Towns, municipalities, and cities across the United States are all diligently trying to solve the same critical problem: a lack of affordable housing. There is little comfort in knowing Berkshire County towns are not alone in facing this longstanding problem. If you acknowledge this is a national problem, however, it might be instructive to review federal policies that have contributed to this dire national outcome, as well as the impact that fiscal and monetary policies play in exacerbating the problem today. We currently have the largest disparity between median income and the median cost of a house, which will not be solved by merely extracting a fee from local homeowners when they sell their house.
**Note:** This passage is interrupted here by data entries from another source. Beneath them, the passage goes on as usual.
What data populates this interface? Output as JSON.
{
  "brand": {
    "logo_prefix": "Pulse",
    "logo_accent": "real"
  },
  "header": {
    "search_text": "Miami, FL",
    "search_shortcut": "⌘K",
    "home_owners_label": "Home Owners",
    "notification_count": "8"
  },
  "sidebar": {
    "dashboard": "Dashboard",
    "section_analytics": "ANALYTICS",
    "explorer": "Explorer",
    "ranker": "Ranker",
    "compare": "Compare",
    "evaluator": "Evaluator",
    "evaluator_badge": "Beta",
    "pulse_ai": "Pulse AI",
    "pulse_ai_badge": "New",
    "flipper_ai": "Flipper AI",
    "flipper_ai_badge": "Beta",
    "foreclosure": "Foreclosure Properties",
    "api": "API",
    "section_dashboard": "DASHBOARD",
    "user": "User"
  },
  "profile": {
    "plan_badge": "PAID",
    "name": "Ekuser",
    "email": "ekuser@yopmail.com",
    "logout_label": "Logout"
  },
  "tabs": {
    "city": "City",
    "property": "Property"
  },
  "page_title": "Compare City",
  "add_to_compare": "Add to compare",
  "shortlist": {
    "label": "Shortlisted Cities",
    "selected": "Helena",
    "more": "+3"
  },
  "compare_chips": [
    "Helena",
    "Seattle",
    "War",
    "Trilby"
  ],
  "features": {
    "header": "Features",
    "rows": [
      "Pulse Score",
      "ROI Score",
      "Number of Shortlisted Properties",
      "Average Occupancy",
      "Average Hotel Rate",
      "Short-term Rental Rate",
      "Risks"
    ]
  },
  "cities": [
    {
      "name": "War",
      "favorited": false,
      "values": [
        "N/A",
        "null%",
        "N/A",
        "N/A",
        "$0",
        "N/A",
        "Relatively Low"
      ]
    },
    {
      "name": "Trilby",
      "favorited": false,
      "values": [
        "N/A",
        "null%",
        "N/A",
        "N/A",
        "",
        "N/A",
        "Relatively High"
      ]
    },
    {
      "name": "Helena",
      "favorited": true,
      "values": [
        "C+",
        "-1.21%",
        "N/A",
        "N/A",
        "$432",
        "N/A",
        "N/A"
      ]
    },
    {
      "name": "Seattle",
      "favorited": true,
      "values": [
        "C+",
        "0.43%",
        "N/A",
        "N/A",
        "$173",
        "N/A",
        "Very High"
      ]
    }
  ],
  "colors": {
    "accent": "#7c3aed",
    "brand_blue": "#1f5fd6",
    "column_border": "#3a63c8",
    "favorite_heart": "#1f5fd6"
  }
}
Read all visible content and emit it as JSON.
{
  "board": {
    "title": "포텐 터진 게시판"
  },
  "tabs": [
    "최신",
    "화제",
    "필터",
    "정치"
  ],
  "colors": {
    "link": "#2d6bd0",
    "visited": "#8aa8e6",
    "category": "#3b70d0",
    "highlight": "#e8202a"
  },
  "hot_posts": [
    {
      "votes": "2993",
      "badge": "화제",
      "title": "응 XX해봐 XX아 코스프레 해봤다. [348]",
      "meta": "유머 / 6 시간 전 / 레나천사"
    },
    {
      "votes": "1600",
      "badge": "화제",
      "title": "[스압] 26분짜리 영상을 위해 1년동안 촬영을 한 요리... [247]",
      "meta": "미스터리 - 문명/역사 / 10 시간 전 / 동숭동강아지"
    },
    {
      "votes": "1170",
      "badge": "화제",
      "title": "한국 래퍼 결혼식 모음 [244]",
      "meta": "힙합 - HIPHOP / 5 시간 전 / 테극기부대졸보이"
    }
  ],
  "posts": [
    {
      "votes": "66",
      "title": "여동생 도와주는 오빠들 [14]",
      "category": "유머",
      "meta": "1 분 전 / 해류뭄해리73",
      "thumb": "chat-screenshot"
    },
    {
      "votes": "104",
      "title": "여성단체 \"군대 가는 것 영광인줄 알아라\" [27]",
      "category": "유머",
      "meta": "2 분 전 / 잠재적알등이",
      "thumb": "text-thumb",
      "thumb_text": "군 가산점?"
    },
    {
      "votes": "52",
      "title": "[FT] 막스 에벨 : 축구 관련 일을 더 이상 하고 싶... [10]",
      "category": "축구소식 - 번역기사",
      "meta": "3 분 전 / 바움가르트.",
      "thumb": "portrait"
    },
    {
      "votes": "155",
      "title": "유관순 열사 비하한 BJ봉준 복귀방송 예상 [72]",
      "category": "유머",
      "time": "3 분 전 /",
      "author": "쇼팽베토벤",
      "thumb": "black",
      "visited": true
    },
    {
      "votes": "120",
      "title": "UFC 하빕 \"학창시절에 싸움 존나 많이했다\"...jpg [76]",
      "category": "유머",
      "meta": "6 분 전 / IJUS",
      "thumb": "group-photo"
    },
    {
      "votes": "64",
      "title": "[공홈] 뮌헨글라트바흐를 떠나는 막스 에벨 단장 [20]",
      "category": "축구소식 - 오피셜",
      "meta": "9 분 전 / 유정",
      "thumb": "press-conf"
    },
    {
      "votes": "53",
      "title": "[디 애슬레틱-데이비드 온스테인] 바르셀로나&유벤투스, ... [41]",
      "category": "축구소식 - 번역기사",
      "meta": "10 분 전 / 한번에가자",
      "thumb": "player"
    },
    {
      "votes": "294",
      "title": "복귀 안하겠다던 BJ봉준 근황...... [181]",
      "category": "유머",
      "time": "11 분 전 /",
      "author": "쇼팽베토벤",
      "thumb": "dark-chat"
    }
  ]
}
In fact, that solution runs contrary to the protections afforded to individuals living in our state as established under our Massachusetts Constitution.

If we examine the Environmental, Social, Governance (ESG) movement, which is on track to exceed $50 trillion in assets under management by the year 2025, we will find that Blackrock, State Street, and Vanguard lobbyists are leading the parade to extract wealth by commoditizing natural resources under the guise of saving the environment. The following is just one such example. “A stealth effort to bury wood for carbon removal has just raised millions,” as reported in the December 2022 issue of MIT Technology Review.
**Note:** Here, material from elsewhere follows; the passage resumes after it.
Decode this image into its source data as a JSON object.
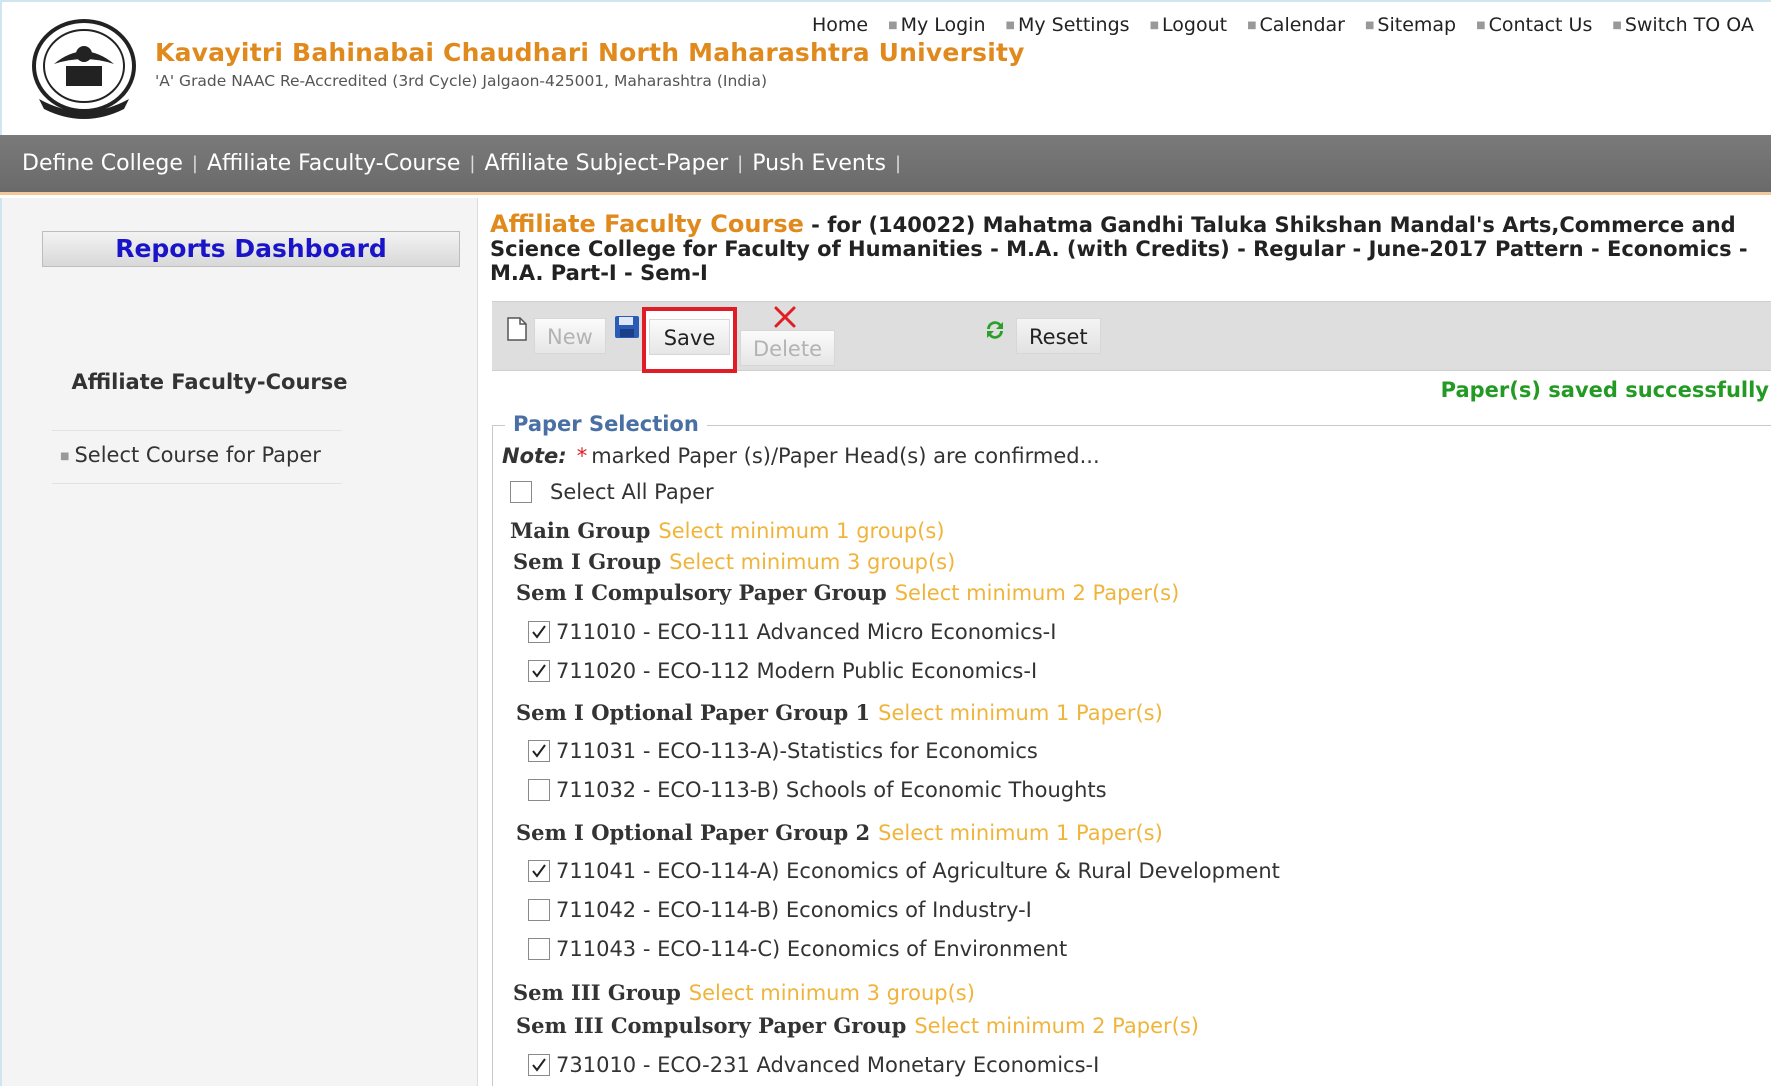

Kodama Systems is a forest management company in Sonora, Nev., which has just raised $6.6 million from Bill Gate’s Breakthrough Energy Ventures Fund. Their mission is “to clear timber and bury it underground in a vault in Sierra Nevada.” The explanation is: “trees are naturally efficient at sucking down vast amounts of carbon dioxide from the air, but they release the carbon again when they die and rot on the ground. Sequestering trees underground in a vault could prevent this.”

A rational person might think the disadvantages clearly outweigh the advantages—such as, trees give off oxygen and we need oxygen to breathe and to sustain life. Timber is an important resource to build houses, and we need more affordable housing. Burying timber, therefore, might not serve humanity; in fact, it might become a detriment to society. Unfortunately, when $50 trillion is at stake in the ESG movement, we have to consider the possibility that rational thinking is not driving the decision making process; therefore, house prices may go up further due to scarce timber resources.

Many people are led to believe that this ESG movement is a whole new concept allocating carbon credits to individuals and businesses, when actually it had its origin during the Great Depression. Technocracy Inc. began in the 1930s with their steel-grey suits and cars, but today it offers a futuristic look at how they intend to solve the housing crisis, from “flat-pack modular neighborhoods” to “3-D printed houses.” In reviewing their website, a person gets a glimpse into the ultimate solution: 15-minute futuristic cities.

The prediction in 1969, “privately owned housing would become a thing of the past,” is best described today by Ida Auken, a young global leader from the World Economic Forum, in her essay from 2016: “Welcome to 2030. I own nothing, have no privacy, and life has never been better.”